My current research is motivated by a push towards understanding why humans in different times and places orient to the world around them in such different ways, and towards understanding the real stakes of such differences. For example, we may think of the world as neatly divided into pristine, natural spaces and interrupted unnatural spaces, we may view landscapes as societies of living beings, many of whom may be ancestors, or we may approach the environment as a collection of resources that ultimately must be evaluated in economic terms. My current research hopes to show that these differences are not merely a matter of arbitrary symbols, historical accident, local color, social convention, or the rationalization of material preoccupations, but rather are intimately bound up with other dimensions of human life that are usually thought of us as quite separate from our views on the environment. I am most interested in the dimensions of abstract cognitive habits such as spatial processing, the grammatical patterns of language, and the spatiality of the habitual routines that shape social life. All of these are variable across cultures, and the aims of my research are to trace these differences onto the topography of environmental thought and to identify the places of practical consequence that emerge on the resulting map.
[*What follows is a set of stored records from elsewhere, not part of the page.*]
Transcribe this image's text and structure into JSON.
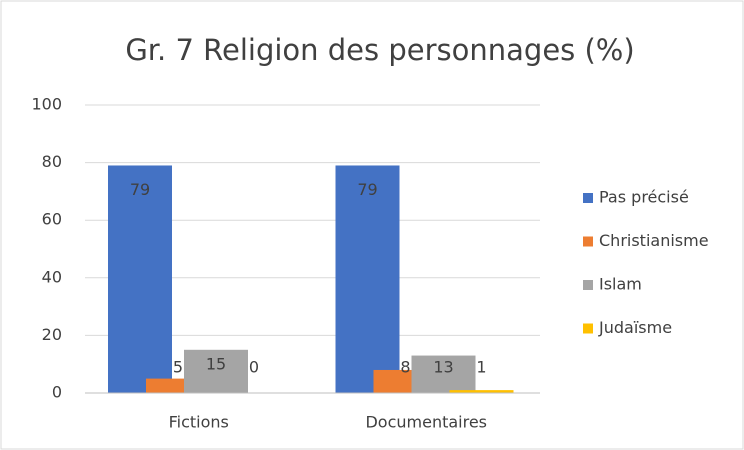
{
  "chart_data": {
    "type": "bar",
    "title": "Gr. 7 Religion des personnages (%)",
    "categories": [
      "Fictions",
      "Documentaires"
    ],
    "series": [
      {
        "name": "Pas précisé",
        "color": "#4472c4",
        "values": [
          79,
          79
        ]
      },
      {
        "name": "Christianisme",
        "color": "#ed7d31",
        "values": [
          5,
          8
        ]
      },
      {
        "name": "Islam",
        "color": "#a5a5a5",
        "values": [
          15,
          13
        ]
      },
      {
        "name": "Judaïsme",
        "color": "#ffc000",
        "values": [
          0,
          1
        ]
      }
    ],
    "ylim": [
      0,
      100
    ],
    "yticks": [
      0,
      20,
      40,
      60,
      80,
      100
    ],
    "grid": true,
    "legend": "right"
  }
}
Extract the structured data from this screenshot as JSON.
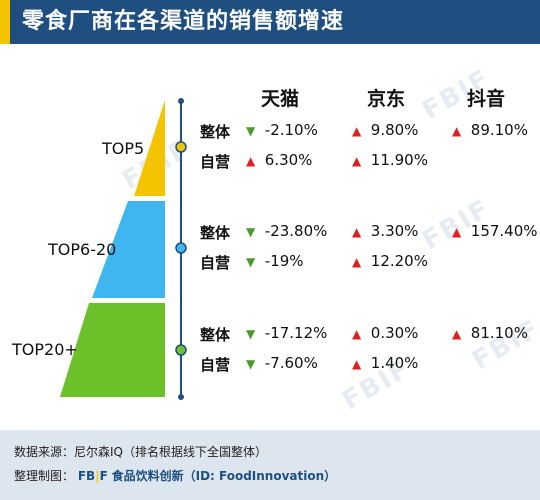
{
  "title": "零食厂商在各渠道的销售额增速",
  "columns": [
    "天猫",
    "京东",
    "抖音"
  ],
  "tiers": [
    {
      "label": "TOP5",
      "rows": [
        {
          "label": "整体",
          "cells": [
            {
              "dir": "down",
              "value": "-2.10%"
            },
            {
              "dir": "up",
              "value": "9.80%"
            },
            {
              "dir": "up",
              "value": "89.10%"
            }
          ]
        },
        {
          "label": "自营",
          "cells": [
            {
              "dir": "up",
              "value": "6.30%"
            },
            {
              "dir": "up",
              "value": "11.90%"
            },
            null
          ]
        }
      ]
    },
    {
      "label": "TOP6-20",
      "rows": [
        {
          "label": "整体",
          "cells": [
            {
              "dir": "down",
              "value": "-23.80%"
            },
            {
              "dir": "up",
              "value": "3.30%"
            },
            {
              "dir": "up",
              "value": "157.40%"
            }
          ]
        },
        {
          "label": "自营",
          "cells": [
            {
              "dir": "down",
              "value": "-19%"
            },
            {
              "dir": "up",
              "value": "12.20%"
            },
            null
          ]
        }
      ]
    },
    {
      "label": "TOP20+",
      "rows": [
        {
          "label": "整体",
          "cells": [
            {
              "dir": "down",
              "value": "-17.12%"
            },
            {
              "dir": "up",
              "value": "0.30%"
            },
            {
              "dir": "up",
              "value": "81.10%"
            }
          ]
        },
        {
          "label": "自营",
          "cells": [
            {
              "dir": "down",
              "value": "-7.60%"
            },
            {
              "dir": "up",
              "value": "1.40%"
            },
            null
          ]
        }
      ]
    }
  ],
  "colors": {
    "header": "#1e4f80",
    "accent": "#f5c400",
    "tier_fills": [
      "#f5c400",
      "#3fb6f0",
      "#6cc02a"
    ],
    "up_arrow": "#e02020",
    "down_arrow": "#4a9a2c",
    "axis": "#1e4f80",
    "footer_bg": "#dde6ef"
  },
  "watermark": "FBIF",
  "footer": {
    "source_label": "数据来源：",
    "source_value": "尼尔森IQ（排名根据线下全国整体）",
    "made_label": "整理制图：",
    "brand_fb": "FB",
    "brand_sep": "|",
    "brand_f": "F",
    "brand_name": "食品饮料创新（ID: FoodInnovation）"
  }
}
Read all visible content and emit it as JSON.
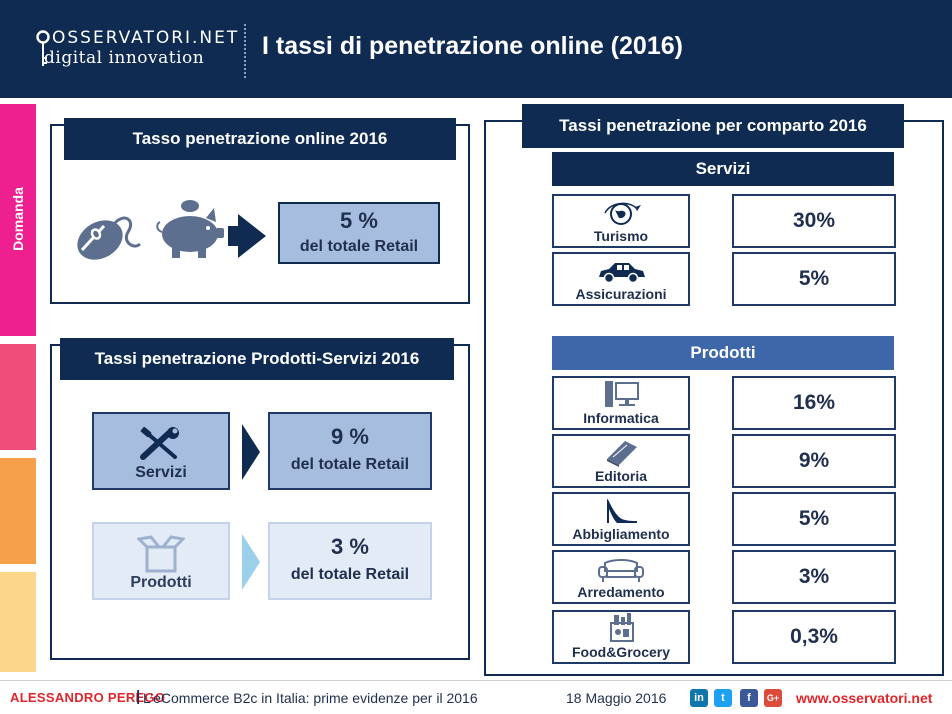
{
  "header": {
    "logo_line1": "OSSERVATORI.NET",
    "logo_line2": "digital innovation",
    "title": "I tassi di penetrazione online (2016)"
  },
  "sidebar": {
    "label": "Domanda",
    "colors": [
      "#ee1f8f",
      "#f04e7a",
      "#f6a04c",
      "#fbd68b"
    ]
  },
  "online_panel": {
    "title": "Tasso penetrazione online 2016",
    "value": "5 %",
    "caption": "del totale Retail",
    "icons": [
      "mouse-icon",
      "piggy-bank-icon",
      "arrow-right-icon"
    ]
  },
  "segments_panel": {
    "title": "Tassi penetrazione Prodotti-Servizi 2016",
    "servizi": {
      "label": "Servizi",
      "icon": "tools-icon",
      "value": "9 %",
      "caption": "del totale Retail"
    },
    "prodotti": {
      "label": "Prodotti",
      "icon": "box-icon",
      "value": "3 %",
      "caption": "del totale Retail"
    }
  },
  "comparto_panel": {
    "title": "Tassi penetrazione per comparto 2016",
    "servizi_heading": "Servizi",
    "servizi_items": [
      {
        "label": "Turismo",
        "icon": "globe-plane-icon",
        "value": "30%"
      },
      {
        "label": "Assicurazioni",
        "icon": "car-icon",
        "value": "5%"
      }
    ],
    "prodotti_heading": "Prodotti",
    "prodotti_items": [
      {
        "label": "Informatica",
        "icon": "computer-icon",
        "value": "16%"
      },
      {
        "label": "Editoria",
        "icon": "book-icon",
        "value": "9%"
      },
      {
        "label": "Abbigliamento",
        "icon": "high-heel-icon",
        "value": "5%"
      },
      {
        "label": "Arredamento",
        "icon": "sofa-icon",
        "value": "3%"
      },
      {
        "label": "Food&Grocery",
        "icon": "grocery-bag-icon",
        "value": "0,3%"
      }
    ]
  },
  "footer": {
    "author": "ALESSANDRO PEREGO",
    "separator": "|",
    "event": "L’eCommerce B2c in Italia: prime evidenze per il 2016",
    "date": "18 Maggio 2016",
    "social": [
      "in",
      "t",
      "f",
      "G+"
    ],
    "website": "www.osservatori.net",
    "accent_color": "#e0262b"
  },
  "colors": {
    "navy": "#0f2b52",
    "light_blue": "#a7bde0",
    "mid_blue": "#3e67aa"
  }
}
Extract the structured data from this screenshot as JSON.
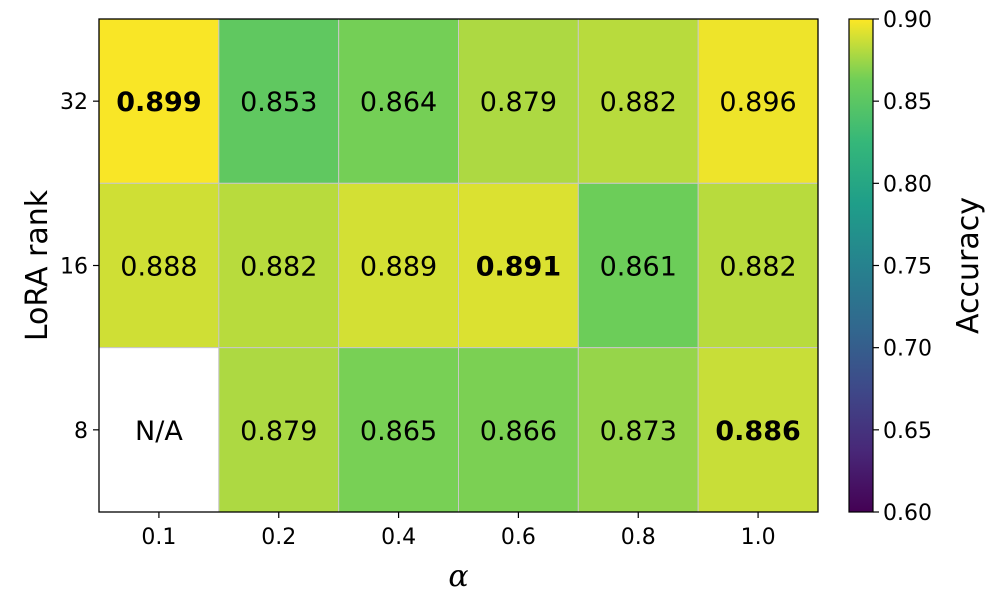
{
  "chart_data": {
    "type": "heatmap",
    "xlabel": "α",
    "ylabel": "LoRA rank",
    "x_categories": [
      "0.1",
      "0.2",
      "0.4",
      "0.6",
      "0.8",
      "1.0"
    ],
    "y_categories": [
      "32",
      "16",
      "8"
    ],
    "values": [
      [
        0.899,
        0.853,
        0.864,
        0.879,
        0.882,
        0.896
      ],
      [
        0.888,
        0.882,
        0.889,
        0.891,
        0.861,
        0.882
      ],
      [
        null,
        0.879,
        0.865,
        0.866,
        0.873,
        0.886
      ]
    ],
    "cell_labels": [
      [
        "0.899",
        "0.853",
        "0.864",
        "0.879",
        "0.882",
        "0.896"
      ],
      [
        "0.888",
        "0.882",
        "0.889",
        "0.891",
        "0.861",
        "0.882"
      ],
      [
        "N/A",
        "0.879",
        "0.865",
        "0.866",
        "0.873",
        "0.886"
      ]
    ],
    "bold_cells": [
      [
        0,
        0
      ],
      [
        1,
        3
      ],
      [
        2,
        5
      ]
    ],
    "missing_cell_color": "#ffffff",
    "colormap": "viridis",
    "grid_color": "#c8c8c8",
    "colorbar": {
      "label": "Accuracy",
      "range": [
        0.6,
        0.9
      ],
      "ticks": [
        "0.60",
        "0.65",
        "0.70",
        "0.75",
        "0.80",
        "0.85",
        "0.90"
      ]
    }
  }
}
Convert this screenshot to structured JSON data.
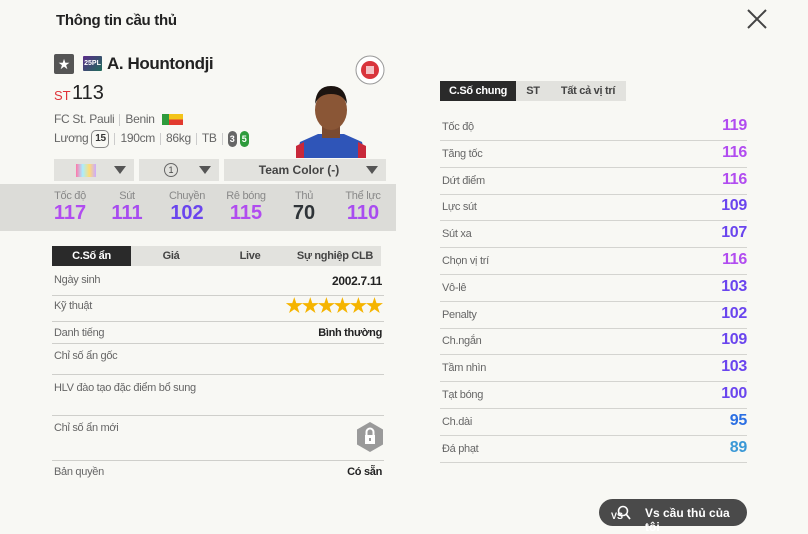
{
  "title": "Thông tin cầu thủ",
  "player": {
    "season_badge": "25PL",
    "name": "A. Hountondji",
    "position": "ST",
    "ovr": "113",
    "club": "FC St. Pauli",
    "nation": "Benin",
    "salary_label": "Lương",
    "salary": "15",
    "height": "190cm",
    "weight": "86kg",
    "body_type": "TB",
    "weak_foot": "3",
    "strong_foot": "5"
  },
  "dropdowns": {
    "level": "1",
    "team_color": "Team Color (-)"
  },
  "summary_stats": [
    {
      "label": "Tốc độ",
      "value": "117",
      "color": "#b14cf0"
    },
    {
      "label": "Sút",
      "value": "111",
      "color": "#a84cf0"
    },
    {
      "label": "Chuyền",
      "value": "102",
      "color": "#6a45ee"
    },
    {
      "label": "Rê bóng",
      "value": "115",
      "color": "#b14cf0"
    },
    {
      "label": "Thủ",
      "value": "70",
      "color": "#2f3438"
    },
    {
      "label": "Thể lực",
      "value": "110",
      "color": "#a84cf0"
    }
  ],
  "hidden_tabs": [
    "C.Số ẩn",
    "Giá",
    "Live",
    "Sự nghiệp CLB"
  ],
  "hidden_info": {
    "birth_label": "Ngày sinh",
    "birth": "2002.7.11",
    "skill_label": "Kỹ thuật",
    "skill_stars": 6,
    "fame_label": "Danh tiếng",
    "fame": "Bình thường",
    "orig_traits_label": "Chỉ số ẩn gốc",
    "coach_traits_label": "HLV đào tạo đặc điểm bổ sung",
    "new_traits_label": "Chỉ số ẩn mới",
    "license_label": "Bản quyền",
    "license": "Có sẵn"
  },
  "stat_tabs": [
    "C.Số chung",
    "ST",
    "Tất cả vị trí"
  ],
  "stats": [
    {
      "label": "Tốc độ",
      "value": "119",
      "color": "#b14cf0"
    },
    {
      "label": "Tăng tốc",
      "value": "116",
      "color": "#b14cf0"
    },
    {
      "label": "Dứt điểm",
      "value": "116",
      "color": "#b14cf0"
    },
    {
      "label": "Lực sút",
      "value": "109",
      "color": "#6a45ee"
    },
    {
      "label": "Sút xa",
      "value": "107",
      "color": "#6a45ee"
    },
    {
      "label": "Chọn vị trí",
      "value": "116",
      "color": "#b14cf0"
    },
    {
      "label": "Vô-lê",
      "value": "103",
      "color": "#6a45ee"
    },
    {
      "label": "Penalty",
      "value": "102",
      "color": "#6a45ee"
    },
    {
      "label": "Ch.ngắn",
      "value": "109",
      "color": "#6a45ee"
    },
    {
      "label": "Tầm nhìn",
      "value": "103",
      "color": "#6a45ee"
    },
    {
      "label": "Tạt bóng",
      "value": "100",
      "color": "#6a45ee"
    },
    {
      "label": "Ch.dài",
      "value": "95",
      "color": "#2b6fe3"
    },
    {
      "label": "Đá phạt",
      "value": "89",
      "color": "#3a98d6"
    }
  ],
  "compare_button": "Vs cầu thủ của tôi"
}
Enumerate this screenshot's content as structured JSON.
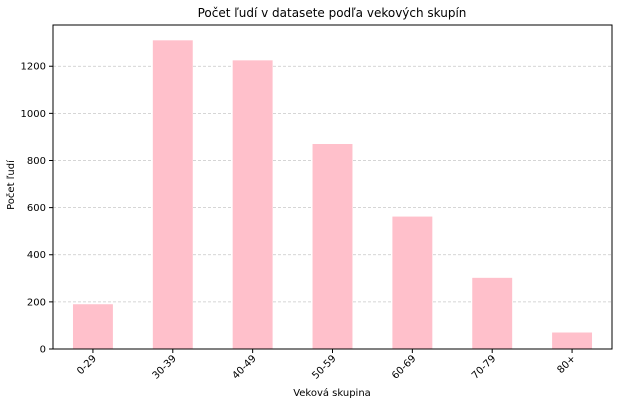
{
  "chart_data": {
    "type": "bar",
    "title": "Počet ľudí v datasete podľa vekových skupín",
    "xlabel": "Veková skupina",
    "ylabel": "Počet ľudí",
    "categories": [
      "0-29",
      "30-39",
      "40-49",
      "50-59",
      "60-69",
      "70-79",
      "80+"
    ],
    "values": [
      190,
      1310,
      1225,
      870,
      562,
      302,
      70
    ],
    "ylim": [
      0,
      1375
    ],
    "yticks": [
      0,
      200,
      400,
      600,
      800,
      1000,
      1200
    ],
    "grid": "y-dashed",
    "legend": "none",
    "bar_color": "#ffc0cb",
    "grid_color": "#c8c8c8"
  }
}
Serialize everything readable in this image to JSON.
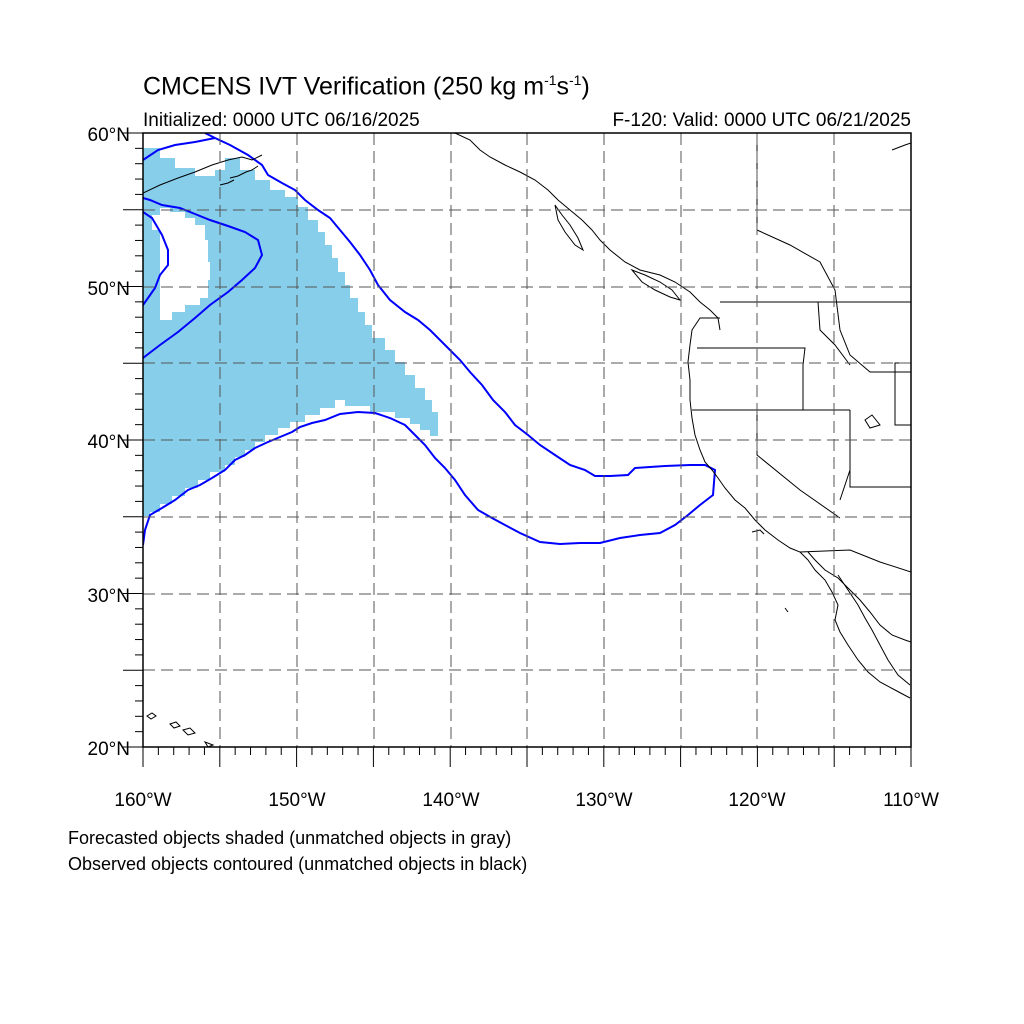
{
  "title": {
    "prefix": "CMCENS IVT Verification (250 kg m",
    "sup1": "-1",
    "mid": "s",
    "sup2": "-1",
    "suffix": ")"
  },
  "subtitle": {
    "left": "Initialized: 0000 UTC 06/16/2025",
    "right": "F-120: Valid: 0000 UTC 06/21/2025"
  },
  "map": {
    "extent": {
      "lon_min": -160,
      "lon_max": -110,
      "lat_min": 20,
      "lat_max": 60
    },
    "lat_labels": [
      {
        "lat": 60,
        "text": "60°N"
      },
      {
        "lat": 50,
        "text": "50°N"
      },
      {
        "lat": 40,
        "text": "40°N"
      },
      {
        "lat": 30,
        "text": "30°N"
      },
      {
        "lat": 20,
        "text": "20°N"
      }
    ],
    "lon_labels": [
      {
        "lon": -160,
        "text": "160°W"
      },
      {
        "lon": -150,
        "text": "150°W"
      },
      {
        "lon": -140,
        "text": "140°W"
      },
      {
        "lon": -130,
        "text": "130°W"
      },
      {
        "lon": -120,
        "text": "120°W"
      },
      {
        "lon": -110,
        "text": "110°W"
      }
    ],
    "colors": {
      "forecast_fill": "#87ceeb",
      "observed_contour": "#0000ff",
      "grid": "#555555",
      "coast": "#000000"
    }
  },
  "notes": {
    "line1": "Forecasted objects shaded (unmatched objects in gray)",
    "line2": "Observed objects contoured (unmatched objects in black)"
  }
}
Who is a Latin American/Iberian role model that inspires you?

I owe my ability to conduct research in the Ancash Quechua language and with the people of Huaripampa to César Vargas Arce, an Ancash Quechua educator, writer, musician, organizer, and activist from Pichiw (Conchucos). César has been a patient and insightful teacher not only to me but also to a number of other anthropologists and linguists working in the region. He also has mentored numerous children as the Quechua instructor in the Intercultural Bilingual Education program in the local school in Huaripampa. My mind has been indelibly marked by the scenes I witnessed of César helping these children to connect their academic education with the language they spoke at home, and patiently addressing parents' concerns about their children's future as citizens in a state that has historically discriminated against speakers of indigenous languages. In the moments in which my own motivation has flagged, César has been there, both in memory and on the phone, to remind me of the social and historical value of the fight for education in and about Quechua--what he calls "attacking from all sides"--and to remind me that Quechua speakers overcome much more difficult obstacles every day they continue to speak their language, and every time they create time and space in their lives to make pilgrimages or offerings to mountain deities.

Parting words for young scholars:

My advice to young scholars working in Latin America is first of all to learn the language of the people you are working with. If you study Spanish, realize that the term "Spanish" masks a great diversity of communicative styles and ideologies. If you study an indigenous language, make the effort to learn it among the people who speak it. A language is a way of life.